As I once wrote in a poem about Grandpa and Grandma, it was through their prayers to heaven that I became Vic's wife. I often tell him that he is the perfect husband. He disagrees. Then I say, "Yes, you are. Only God could have brought us together and that makes you the perfect husband for me."

Monday, February 1, 2010

OK. So, I just did it. I started a blog. Not that I don't have enough to do in all my spare time. But, like Julie Powell says in the movie, Julie & Julia (which I highly recommend, especially if you're a foodie), "I could write a blog. I have thoughts."

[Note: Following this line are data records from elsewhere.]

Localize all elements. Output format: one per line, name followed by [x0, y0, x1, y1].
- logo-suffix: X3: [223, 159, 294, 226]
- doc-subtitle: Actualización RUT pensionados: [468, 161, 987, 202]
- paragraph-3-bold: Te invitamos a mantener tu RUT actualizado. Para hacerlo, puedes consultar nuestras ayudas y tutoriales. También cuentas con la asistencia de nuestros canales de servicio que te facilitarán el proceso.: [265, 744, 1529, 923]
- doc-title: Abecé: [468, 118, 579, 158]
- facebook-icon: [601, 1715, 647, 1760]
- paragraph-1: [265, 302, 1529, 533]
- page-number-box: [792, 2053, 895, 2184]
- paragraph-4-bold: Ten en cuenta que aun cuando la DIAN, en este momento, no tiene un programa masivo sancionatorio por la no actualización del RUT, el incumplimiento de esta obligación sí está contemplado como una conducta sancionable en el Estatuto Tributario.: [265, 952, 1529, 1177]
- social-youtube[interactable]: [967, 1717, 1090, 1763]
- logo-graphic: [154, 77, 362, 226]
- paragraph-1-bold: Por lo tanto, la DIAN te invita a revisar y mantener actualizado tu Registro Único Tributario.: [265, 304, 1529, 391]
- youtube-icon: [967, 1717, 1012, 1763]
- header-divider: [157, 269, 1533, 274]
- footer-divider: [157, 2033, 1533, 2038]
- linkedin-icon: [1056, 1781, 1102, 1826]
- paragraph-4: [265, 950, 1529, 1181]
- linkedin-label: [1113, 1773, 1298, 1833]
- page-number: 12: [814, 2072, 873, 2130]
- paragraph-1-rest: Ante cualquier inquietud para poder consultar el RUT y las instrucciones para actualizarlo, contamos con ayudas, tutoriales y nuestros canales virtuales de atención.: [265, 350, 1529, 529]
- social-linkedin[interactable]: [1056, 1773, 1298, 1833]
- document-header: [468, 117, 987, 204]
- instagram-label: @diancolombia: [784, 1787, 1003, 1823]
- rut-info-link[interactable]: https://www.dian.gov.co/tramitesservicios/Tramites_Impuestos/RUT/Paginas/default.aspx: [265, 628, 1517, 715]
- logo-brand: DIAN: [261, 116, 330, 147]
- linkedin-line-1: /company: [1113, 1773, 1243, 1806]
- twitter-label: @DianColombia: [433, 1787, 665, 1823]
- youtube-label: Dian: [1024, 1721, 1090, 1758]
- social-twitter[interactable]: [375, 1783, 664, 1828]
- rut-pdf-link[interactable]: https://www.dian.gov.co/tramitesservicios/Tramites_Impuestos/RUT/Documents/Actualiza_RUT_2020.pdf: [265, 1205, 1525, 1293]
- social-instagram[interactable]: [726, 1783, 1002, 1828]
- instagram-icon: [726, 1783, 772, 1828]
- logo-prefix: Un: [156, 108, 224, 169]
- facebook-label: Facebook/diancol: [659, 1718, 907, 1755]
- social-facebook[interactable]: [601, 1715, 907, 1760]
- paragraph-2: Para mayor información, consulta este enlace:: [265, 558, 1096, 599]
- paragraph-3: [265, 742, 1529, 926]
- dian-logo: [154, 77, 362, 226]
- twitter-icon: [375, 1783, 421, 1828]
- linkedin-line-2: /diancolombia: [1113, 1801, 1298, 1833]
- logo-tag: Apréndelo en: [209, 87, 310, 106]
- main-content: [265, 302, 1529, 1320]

Now, I don't know how faithful I'll be at writing on my blog, but lots of times I go to post things on Facebook and I run out of room. Thus, the need for a blog. I also have friends asking for recipes, titles of books for their children, etc. If I post to my blog, then it's out there for everyone to find if they want it and need it. Saves me a lot of time.

I suppose I should introduce myself. My name is Mary Lou Menning and I live in a small town in Minnesota, about an hour west of Minneapolis/St. Paul. I'm not originally from around here. I was born in Philadelphia, PA. Only lived there 6 months until my parents moved to Wilmington, Delaware, where I lived until we moved during Christmas break of my 6th grade year. We moved to Frederick, Maryland. That's where I graduated from high school, attended three years of community college, worked for my dad as his secretary, and attended many Baltimore Orioles games at Memorial Stadium watching the great one, Cal Ripken.

After community college, I attended Philadelphia College of Bible in Langhorne, PA, where I graduated with a B.S. in Elementary Education. I moved to New Jersey to work at America's Keswick in Whiting, NJ. After working there for a few years, I went to teach 2nd grade at Lighthouse Christian Academy in Manahawkin, NJ.